Ques 1: How would the imposter rendering handle a very tall cylindrical mirror?

In the example you have a squashed reflecting sphere, the ( approximate) center of which is easy to figure out. However for a mirrored cylinder we would likely have to place the camera somewhere on the major axis and then "look at" the diffuse geometry. Problem is 'where' do we actually place the camera. In your scene, if I place the camera at the base of the mirror cylinder ( at the floor) and the dragon is also sat on the floor things work out. In this case the reflection of the floor and the dragon are consistent. However the moment I displace the dragon upwards along the major axis of the cylinder the reflections start getting inconsistent.
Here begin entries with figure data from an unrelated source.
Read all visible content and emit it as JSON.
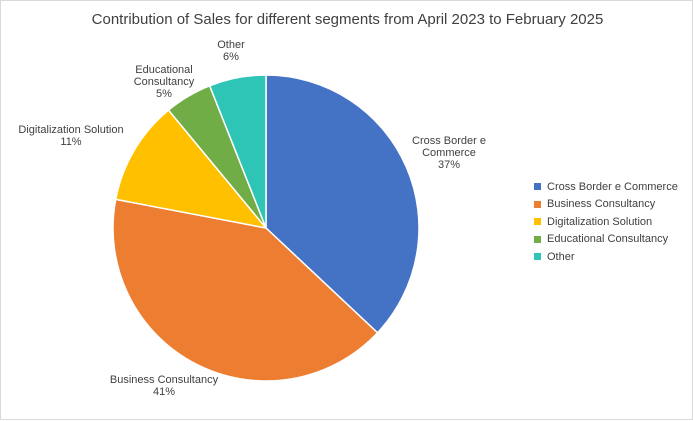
{
  "chart_data": {
    "type": "pie",
    "title": "Contribution of Sales for different segments from April 2023 to February 2025",
    "categories": [
      "Cross Border e Commerce",
      "Business Consultancy",
      "Digitalization Solution",
      "Educational Consultancy",
      "Other"
    ],
    "values": [
      37,
      41,
      11,
      5,
      6
    ],
    "value_labels": [
      "37%",
      "41%",
      "11%",
      "5%",
      "6%"
    ],
    "slice_label_lines": [
      [
        "Cross Border e",
        "Commerce",
        "37%"
      ],
      [
        "Business Consultancy",
        "41%"
      ],
      [
        "Digitalization Solution",
        "11%"
      ],
      [
        "Educational",
        "Consultancy",
        "5%"
      ],
      [
        "Other",
        "6%"
      ]
    ],
    "colors": [
      "#4472c4",
      "#ed7d31",
      "#ffc000",
      "#70ad47",
      "#2ec4b6"
    ],
    "legend_position": "right",
    "start_angle": "12 o'clock, clockwise"
  }
}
Do you have any recommendations on how to deal with generic reflectors ?

I'll try and upload an image if that provides some clarity .

Thanks for your time!

Ah, yes this method does have a problem with very large reflecting surfaces.

Have you tried placing the camera at the center of the cylinder? What results do you get with that? I'd imagine if you have a very large perfect reflecting surface you would have to break it up into separate models (along the largest axis).

Thanks for your reply. Indeed that's what I ended up doing after I wrote to you. Breaking up the cylinder into about 5 'slices' seems to work. There are ofcourse a few distortions, esp at the slice seams where there are some abrupt changes in reflection. However, the cylinder's surface is not exactly a perfect mirror in my case, it's glass. Such low frequency distortions are acceptable in my case.